Regarding late-onset complications, the most frequent are the development of inflammatory nodules, granulomas, and sterile abscesses; the bacterial colonization of the implant can also cause a chronic inflammatory reaction around the injected area16.
Lips being a smaller area of injection, if the hayaluronic acid is injected slowly and not superficially, complications are rarely encountered. Lumps may occur that can be moulded in the first 24 hours post injection.
The following points succinctly summarise the key aspects to consider when performing lip rejuvenation treatments:
- The author believes in the divine ratio of 1:1.618, however, experience has taught them that Indian and South Asian patients do not favour the larger lower-lip the ratio would yield; therefore, the author works with the proportion of 1:1. To create balance, both upper as well as lower-lip correction is advised.
- It is important to consider the relationship between lip height and incisor to evaluate possible maxillary hypoplasia and protrusion, and to consider the patient’s occlusion status. This way even a small bit of filler, especially in the vermillion, will evert the lip too much with an undesirable outcome. Therefore a full facial analysis is important to ensure best results.
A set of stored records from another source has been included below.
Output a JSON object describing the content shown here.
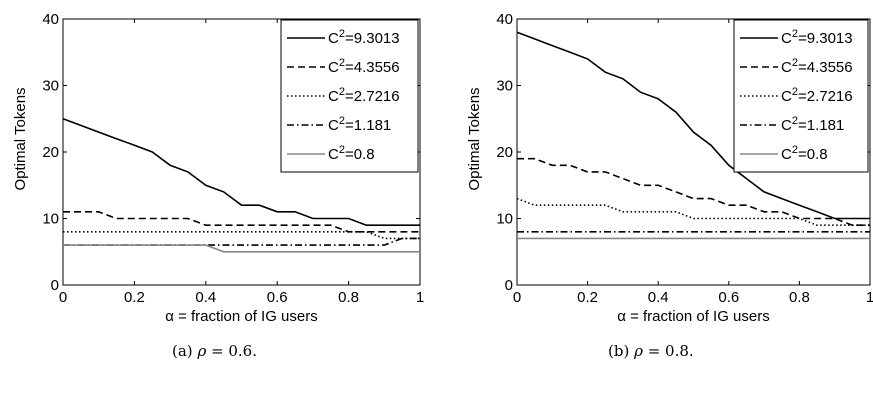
{
  "chart_data": [
    {
      "type": "line",
      "xlabel": "α = fraction of IG users",
      "ylabel": "Optimal Tokens",
      "xlim": [
        0,
        1
      ],
      "ylim": [
        0,
        40
      ],
      "xticks": [
        "0",
        "0.2",
        "0.4",
        "0.6",
        "0.8",
        "1"
      ],
      "yticks": [
        "0",
        "10",
        "20",
        "30",
        "40"
      ],
      "legend": "top-right",
      "grid": false,
      "x": [
        0.0,
        0.05,
        0.1,
        0.15,
        0.2,
        0.25,
        0.3,
        0.35,
        0.4,
        0.45,
        0.5,
        0.55,
        0.6,
        0.65,
        0.7,
        0.75,
        0.8,
        0.85,
        0.9,
        0.95,
        1.0
      ],
      "series": [
        {
          "name": "C²=9.3013",
          "style": "solid",
          "color": "#000000",
          "values": [
            25,
            24,
            23,
            22,
            21,
            20,
            18,
            17,
            15,
            14,
            12,
            12,
            11,
            11,
            10,
            10,
            10,
            9,
            9,
            9,
            9
          ]
        },
        {
          "name": "C²=4.3556",
          "style": "dashed",
          "color": "#000000",
          "values": [
            11,
            11,
            11,
            10,
            10,
            10,
            10,
            10,
            9,
            9,
            9,
            9,
            9,
            9,
            9,
            9,
            8,
            8,
            8,
            8,
            8
          ]
        },
        {
          "name": "C²=2.7216",
          "style": "dotted",
          "color": "#000000",
          "values": [
            8,
            8,
            8,
            8,
            8,
            8,
            8,
            8,
            8,
            8,
            8,
            8,
            8,
            8,
            8,
            8,
            8,
            8,
            7,
            7,
            7
          ]
        },
        {
          "name": "C²=1.181",
          "style": "dashdot",
          "color": "#000000",
          "values": [
            6,
            6,
            6,
            6,
            6,
            6,
            6,
            6,
            6,
            6,
            6,
            6,
            6,
            6,
            6,
            6,
            6,
            6,
            6,
            7,
            7
          ]
        },
        {
          "name": "C²=0.8",
          "style": "solid",
          "color": "#888888",
          "values": [
            6,
            6,
            6,
            6,
            6,
            6,
            6,
            6,
            6,
            5,
            5,
            5,
            5,
            5,
            5,
            5,
            5,
            5,
            5,
            5,
            5
          ]
        }
      ]
    },
    {
      "type": "line",
      "xlabel": "α = fraction of IG users",
      "ylabel": "Optimal Tokens",
      "xlim": [
        0,
        1
      ],
      "ylim": [
        0,
        40
      ],
      "xticks": [
        "0",
        "0.2",
        "0.4",
        "0.6",
        "0.8",
        "1"
      ],
      "yticks": [
        "0",
        "10",
        "20",
        "30",
        "40"
      ],
      "legend": "top-right",
      "grid": false,
      "x": [
        0.0,
        0.05,
        0.1,
        0.15,
        0.2,
        0.25,
        0.3,
        0.35,
        0.4,
        0.45,
        0.5,
        0.55,
        0.6,
        0.65,
        0.7,
        0.75,
        0.8,
        0.85,
        0.9,
        0.95,
        1.0
      ],
      "series": [
        {
          "name": "C²=9.3013",
          "style": "solid",
          "color": "#000000",
          "values": [
            38,
            37,
            36,
            35,
            34,
            32,
            31,
            29,
            28,
            26,
            23,
            21,
            18,
            16,
            14,
            13,
            12,
            11,
            10,
            10,
            10
          ]
        },
        {
          "name": "C²=4.3556",
          "style": "dashed",
          "color": "#000000",
          "values": [
            19,
            19,
            18,
            18,
            17,
            17,
            16,
            15,
            15,
            14,
            13,
            13,
            12,
            12,
            11,
            11,
            10,
            10,
            10,
            9,
            9
          ]
        },
        {
          "name": "C²=2.7216",
          "style": "dotted",
          "color": "#000000",
          "values": [
            13,
            12,
            12,
            12,
            12,
            12,
            11,
            11,
            11,
            11,
            10,
            10,
            10,
            10,
            10,
            10,
            10,
            9,
            9,
            9,
            9
          ]
        },
        {
          "name": "C²=1.181",
          "style": "dashdot",
          "color": "#000000",
          "values": [
            8,
            8,
            8,
            8,
            8,
            8,
            8,
            8,
            8,
            8,
            8,
            8,
            8,
            8,
            8,
            8,
            8,
            8,
            8,
            8,
            8
          ]
        },
        {
          "name": "C²=0.8",
          "style": "solid",
          "color": "#888888",
          "values": [
            7,
            7,
            7,
            7,
            7,
            7,
            7,
            7,
            7,
            7,
            7,
            7,
            7,
            7,
            7,
            7,
            7,
            7,
            7,
            7,
            7
          ]
        }
      ]
    }
  ],
  "captions": [
    {
      "label": "(a)",
      "rho_symbol": "ρ",
      "rest": " = 0.6."
    },
    {
      "label": "(b)",
      "rho_symbol": "ρ",
      "rest": " = 0.8."
    }
  ]
}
- Since the lip and peri-oral area are highly vascular, before injecting, it is imperative to aspirate to ensure that intravascular placement of the product does not occur
- To avoid bruising, always inject a smaller amount and inject slowly
- For novice injectors, the author would advise that if one can see the outline of the needle, it is probable that placement will be too superficial and the needle should be repositioned. If, after injecting about 0.1 ml of product, there is no visible difference in the area treated, it is possible that the needle is too deep and it should be moved more superficially
- Remember to undercorrect as hyaluronic acid used for ‘lip augmentation’ is hydrophilic in nature and the author firmly believes ‘less is more’ especially when injecting the lips.